The ISF field is created by field generators located on Deck 14 amidships. Each generator is a cluster of 16 400 gigawatt graviton polarity sources feeding three 120 dellikelrik subspace field distortion amplifiers. System cooling is performed by a pair of 80,000 megajoules/hour liquid helium system. Four backup generators located one level up will provide up to 12 hours of service at 52% rated power.
Normal duty cycles for this system are 48 hours online and 12 hours down for maintenance. Generators are rated for 2500 hours between routine servicing of superconductive elements. Patrol Condition has two generators online at all times. Higher alert conditions will result in more units being activated. When Alert Status One is put into effect, all systems are either engaged or put on hot standby status. Reduced Power Condition will have one system service the entire vessel with reduced maneuvering being ordered. Lower-capacity units are installed in the detachable modules for usage when they are separated from the rest of the vessel.
HRF/ISF System Failure
A number of redundancies have been built into the HRF/ISF systems to prevent a complete failure of either system. Such an event would have dire (and most likely fatal) results for the vessel and crew due to the speeds the vessel achieves routinely. The importance of these systems aboard ghop qeylIs can be considered even more important due to the ability of the Vor'Cha-DaH'HoS variant to conduct atmospheric flight operations. Without these systems, accelerations above 15c/sec2 (cams per second per second) or 2.4ah would be would be unsurvivable by the vessel or crew while in open space. Atmospheric operations would be virtually impossible to conduct.

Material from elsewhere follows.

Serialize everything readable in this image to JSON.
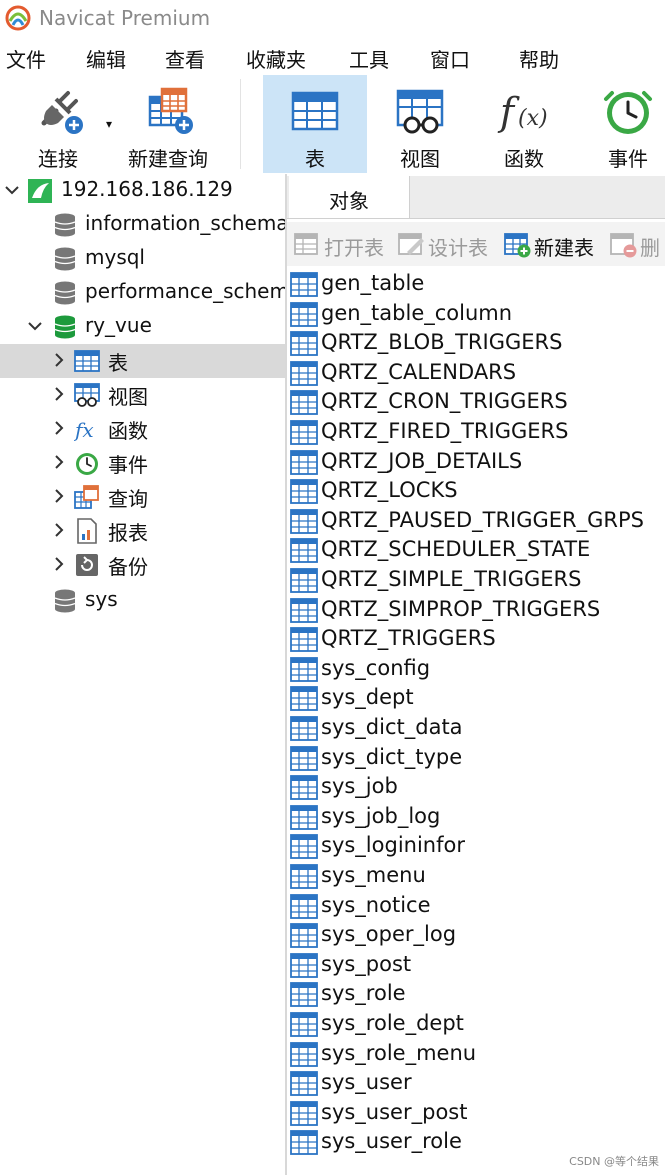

In the virtually impossible event that all HRF/ISF units were to fail, deceleration actions must be initiated immediately. Alert Status One will be initiated ship-wide. All other activity will most likely be ended. If at sublight speed, velocity must be reduced to the point where stresses resulting from changes in velocity and/or course can be managed by the vessel's structure itself. If at warp velocities, deceleration to sublight speed must be performed immediately. This will be a simple subspace field collapse with no differential field maneuvers. Provisions are made in these protocols to allow the crew to function within the conditions of the specific situation.

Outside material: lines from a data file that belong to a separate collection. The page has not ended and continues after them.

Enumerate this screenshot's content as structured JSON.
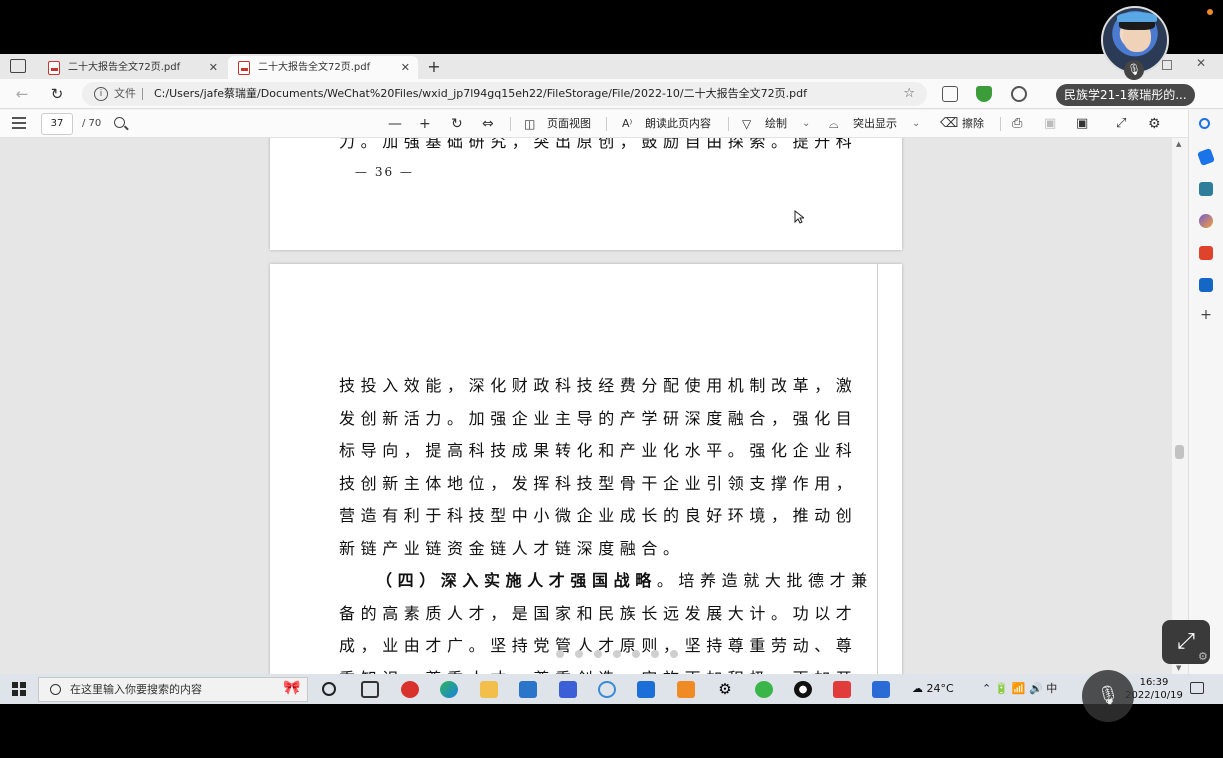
{
  "call": {
    "participant_name": "民族学21-1蔡瑞彤的..."
  },
  "browser": {
    "tabs": [
      {
        "label": "二十大报告全文72页.pdf",
        "active": false
      },
      {
        "label": "二十大报告全文72页.pdf",
        "active": true
      }
    ],
    "address": {
      "scheme_label": "文件",
      "url": "C:/Users/jafe蔡瑞童/Documents/WeChat%20Files/wxid_jp7l94gq15eh22/FileStorage/File/2022-10/二十大报告全文72页.pdf"
    }
  },
  "pdf_toolbar": {
    "current_page": "37",
    "total_pages": "/ 70",
    "page_view_label": "页面视图",
    "read_aloud_label": "朗读此页内容",
    "draw_label": "绘制",
    "highlight_label": "突出显示",
    "erase_label": "擦除"
  },
  "document": {
    "prev_page_last_line": "力。加强基础研究，突出原创，鼓励自由探索。提升科",
    "prev_page_number": "— 36 —",
    "lines": [
      "技投入效能，深化财政科技经费分配使用机制改革，激",
      "发创新活力。加强企业主导的产学研深度融合，强化目",
      "标导向，提高科技成果转化和产业化水平。强化企业科",
      "技创新主体地位，发挥科技型骨干企业引领支撑作用，",
      "营造有利于科技型中小微企业成长的良好环境，推动创",
      "新链产业链资金链人才链深度融合。"
    ],
    "section_heading": "（四）深入实施人才强国战略",
    "section_lines": [
      "。培养造就大批德才兼",
      "备的高素质人才，是国家和民族长远发展大计。功以才",
      "成，业由才广。坚持党管人才原则，坚持尊重劳动、尊",
      "重知识、尊重人才、尊重创造，实施更加积极、更加开"
    ]
  },
  "taskbar": {
    "search_placeholder": "在这里输入你要搜索的内容",
    "weather": "24°C",
    "ime": "中",
    "time": "16:39",
    "date": "2022/10/19"
  },
  "colors": {
    "pdf_icon": "#c6352e",
    "taskbar_bg": "#dfe4ea",
    "viewport_bg": "#e6e6e6"
  }
}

Improved reactive hull armor plating of the type IKV DaH'HoS evaluated was installed ship-wide after it was approved by Legion Command.
Should enemy energy or projectile weapons penetrate the deflector shielding protecting the vessel fail, reactive armor plating is designed to absorb the impact of the enemy weapons. Energy from energy-based weapons will be dissipated over the hull material as much as possible. Should the incoming fire exceed the limits of the ability of the hull to dissipate it, the section of armor hit by the weapon will experience molecular destabilization, preventing or limiting damage to layers underneath. The small debris field resulting from the destruction of the reactive armor may aid in reducing the effective of a followup strike to that immediate area.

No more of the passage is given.